Но вот мы уже не курсанты, а солдаты, и Гороховецкие лагеря остались далеко позади. Две недели в теплушках по России и Украине — первое мое большое путешествие. Смоленск, Брянск, Киев, Винница, Тирасполь, Львов, Перемышль. По ним прошла война.
На наших погонах уже три загадочных цифры, полные глубокого смысла для каждого из нас: «103». Куда мы едем, мы не знаем, но мы знаем — мы едем на фронт. На то мы теперь бойцы 103-го Отдельного разведывательного артиллерийского дивизиона, 103-го ОРАДа.
Правда, воевать мы будем по-особому. То, что мы должны делать на войне, можно точнее назвать словом «работа». Мы будем тянуть теодолитные ходы и ловить в стереотрубы вспышки орудий противника, записывать по звуку огонь немецких батарей и фотографировать линии расположения немецкой обороны. Все это называется обслуживанием нашей артиллерии, которой мы будем приданы.

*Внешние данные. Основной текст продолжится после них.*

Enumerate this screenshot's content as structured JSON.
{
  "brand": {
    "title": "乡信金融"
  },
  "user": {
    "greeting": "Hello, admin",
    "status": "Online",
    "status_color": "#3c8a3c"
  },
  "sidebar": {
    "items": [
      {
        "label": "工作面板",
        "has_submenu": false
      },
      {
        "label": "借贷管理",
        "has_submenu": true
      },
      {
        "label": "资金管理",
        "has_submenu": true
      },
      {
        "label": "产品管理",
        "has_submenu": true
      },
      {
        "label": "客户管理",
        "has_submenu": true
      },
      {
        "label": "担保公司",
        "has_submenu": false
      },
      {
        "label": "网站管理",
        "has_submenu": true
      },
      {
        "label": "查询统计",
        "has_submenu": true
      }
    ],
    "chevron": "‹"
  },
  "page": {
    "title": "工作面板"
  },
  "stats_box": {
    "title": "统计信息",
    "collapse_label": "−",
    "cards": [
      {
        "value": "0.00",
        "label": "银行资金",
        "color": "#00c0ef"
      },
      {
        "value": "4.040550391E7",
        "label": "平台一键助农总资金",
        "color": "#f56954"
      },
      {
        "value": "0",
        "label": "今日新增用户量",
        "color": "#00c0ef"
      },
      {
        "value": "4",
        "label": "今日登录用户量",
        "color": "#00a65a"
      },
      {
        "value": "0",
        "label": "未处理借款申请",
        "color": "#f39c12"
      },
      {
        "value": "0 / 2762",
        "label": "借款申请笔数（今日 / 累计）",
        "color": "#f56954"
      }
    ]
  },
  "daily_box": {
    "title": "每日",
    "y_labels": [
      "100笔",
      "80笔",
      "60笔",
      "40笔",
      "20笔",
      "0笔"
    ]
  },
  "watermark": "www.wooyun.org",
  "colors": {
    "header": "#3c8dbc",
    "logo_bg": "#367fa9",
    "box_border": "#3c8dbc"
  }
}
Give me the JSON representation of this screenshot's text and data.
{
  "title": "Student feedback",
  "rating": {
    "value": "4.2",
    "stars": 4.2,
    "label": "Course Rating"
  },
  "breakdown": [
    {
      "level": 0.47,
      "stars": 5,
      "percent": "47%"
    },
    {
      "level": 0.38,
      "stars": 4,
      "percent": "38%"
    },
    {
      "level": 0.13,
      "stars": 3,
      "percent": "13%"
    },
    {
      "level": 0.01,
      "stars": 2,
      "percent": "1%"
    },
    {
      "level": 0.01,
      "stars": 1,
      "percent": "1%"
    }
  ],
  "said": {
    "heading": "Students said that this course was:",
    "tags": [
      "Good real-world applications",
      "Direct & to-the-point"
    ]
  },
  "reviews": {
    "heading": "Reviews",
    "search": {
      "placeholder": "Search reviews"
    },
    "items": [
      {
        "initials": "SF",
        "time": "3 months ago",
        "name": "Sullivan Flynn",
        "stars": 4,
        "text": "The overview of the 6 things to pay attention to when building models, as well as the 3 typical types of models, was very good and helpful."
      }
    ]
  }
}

Нас около двухсот. Солдаты — почти все москвичи одного возраста. Сержанты и старшины — чуть постарше, но тоже молодежь. И только офицеры — старички, все под тридцать и за тридцать. Командиром дивизиона стал майор Катонин. Нам, топографам, повезло: комбатом к нам назначили Бунькова, который получил недавно звание старшего лейтенанта. И взводный у нас остался прежний — лейтенант Соколов. Как-никак свой!
У меня теперь имелись карабин и противогаз, бинокль и вешка — красно-белая палка с металлическим наконечником. Вешка, видно, основное мое оружие. По новому штатному расписанию я числился передним вешечным. Бегать с вешкой, выбирая лучшее место для очередного колена теодолитного хода, что может быть приятнее! Работа веселая и сноровки требует. Уж, во всяком случае, это куда лучше, чем работать на теодолите или быть вычислителем — возиться все время с таблицами Брадиса.